A due passi dall’Unione europea, tra la Polonia e la Russia, ci sono campi di lavoro dove vengono detenuti non solo i criminali, ma anche i dissidenti. Sono sedici e si trovano in Bielorussia, dove il dittatore Alexander Lukashenko ha pensato ad un sistema sul modello sovietico, un sistema punitivo che inabilita e umilia chi si trova all’interno. Vengono presentati ufficialmente come “campi di lavoro correttivi“, ma di fatto vengono considerati i discendenti dei gulag. Basta chiederlo a Darya Chultsova, giornalista 26enne premiata dalla tv di Stato polacca e nominata “giornalista europeo dell’anno 2021”. Per due anni è stata imprigionata e la maggior parte del tempo l’ha trascorsa in una delle famigerate colonie penali della Bielorussia.

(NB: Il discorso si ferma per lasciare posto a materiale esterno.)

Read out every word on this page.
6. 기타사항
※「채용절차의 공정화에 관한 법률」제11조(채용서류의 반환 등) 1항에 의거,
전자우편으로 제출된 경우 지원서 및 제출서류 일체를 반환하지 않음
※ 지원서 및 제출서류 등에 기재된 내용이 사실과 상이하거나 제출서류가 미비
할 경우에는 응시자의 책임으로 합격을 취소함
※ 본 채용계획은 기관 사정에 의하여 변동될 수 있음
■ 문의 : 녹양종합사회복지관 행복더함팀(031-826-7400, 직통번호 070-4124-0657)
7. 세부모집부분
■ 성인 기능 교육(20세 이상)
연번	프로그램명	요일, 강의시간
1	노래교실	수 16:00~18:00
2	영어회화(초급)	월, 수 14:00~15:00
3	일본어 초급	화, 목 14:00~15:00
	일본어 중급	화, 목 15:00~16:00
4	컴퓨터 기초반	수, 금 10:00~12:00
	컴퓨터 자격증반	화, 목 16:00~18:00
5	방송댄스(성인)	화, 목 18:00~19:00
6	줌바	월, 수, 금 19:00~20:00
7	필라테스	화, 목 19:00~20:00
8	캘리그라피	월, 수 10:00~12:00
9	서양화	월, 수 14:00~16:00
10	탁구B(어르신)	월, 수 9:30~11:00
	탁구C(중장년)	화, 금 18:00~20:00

«Non è che i ricordi del campo continuino a tornare, non se ne vanno nemmeno. Il campo è dentro di me», ha raccontato allo Spiegel che l’ha intervistata in Polonia, dove vive attualmente. Darya Chultsova ha deciso di parlare del periodo trascorso nel campo di lavoro bielorusso per accendere i riflettori sul tema. La sua vita è cambiata il 15 novembre 2020, tre mesi dopo la vittoria di Lukashenko alle elezioni presidenziali. Visto che alcune centinaia di cittadini si erano riunite a Minsk, la polizia intervenne con granate stordenti e gas lacrimogeni. La giornalista insieme ad una collega filmò, commentò e trasmise per ore tutto quanto.
“A VOLTE MI SONO SENTITA VIOLENTATA”
Prima di allora Darya Chultsova era stata arrestata quattro volte, ma la quinta è stata diversa: fu portata via e condotta in una stazione di polizia. Non pensava che sarebbe stata destinata ad uno dei campi di lavoro correttivi voluti da Alexander Lukashenko. Prima è finita con la sua collega in una cella di detenzione sovraffollata, fredda e buia, dove è rimasta per mesi in attesa della sentenza. Quindi, la condanna a due anni di campo di lavoro. «A volte mi sono sentita come se fossi stata violentata», ha confessato Chultsova allo Spiegel a proposito della sua esperienza nei campi di lavoro. Sorte peggiore è toccata ad un collega, Andrej Potschobut, membro della minoranza polacca in Bielorussia, che a febbraio è stato condannato a 8 anni di carcere per “attività terroristica” e “incitamento all’odio”. In realtà aveva scritto un articolo sul regime in modo critico.
Il sistema dei campi di Lukashenko è strettamente legato all’economia della Bielorussia: di solito una fabbrica si trova proprio accanto all’istituto. I prigionieri lavorano anche nell’industria chimica o segano tavole e doghe per i mobili. Anche i produttori occidentali, subappaltatori di grandi catene, sono stati accusati da organizzazioni non governative come “Earthsight” di avere legami con il sistema dei campi bielorussi. Rilasciata il 3 settembre 2022 dopo 421 giorni nel campo e sette mesi di detenzione, Darya Chultsova non ha firmato l’accordo di non divulgazione che solitamente viene sottoscritto dai detenuti. Forse il regime vuole che parli, perché i cittadini sappiano a cosa vanno incontro se si ribellano?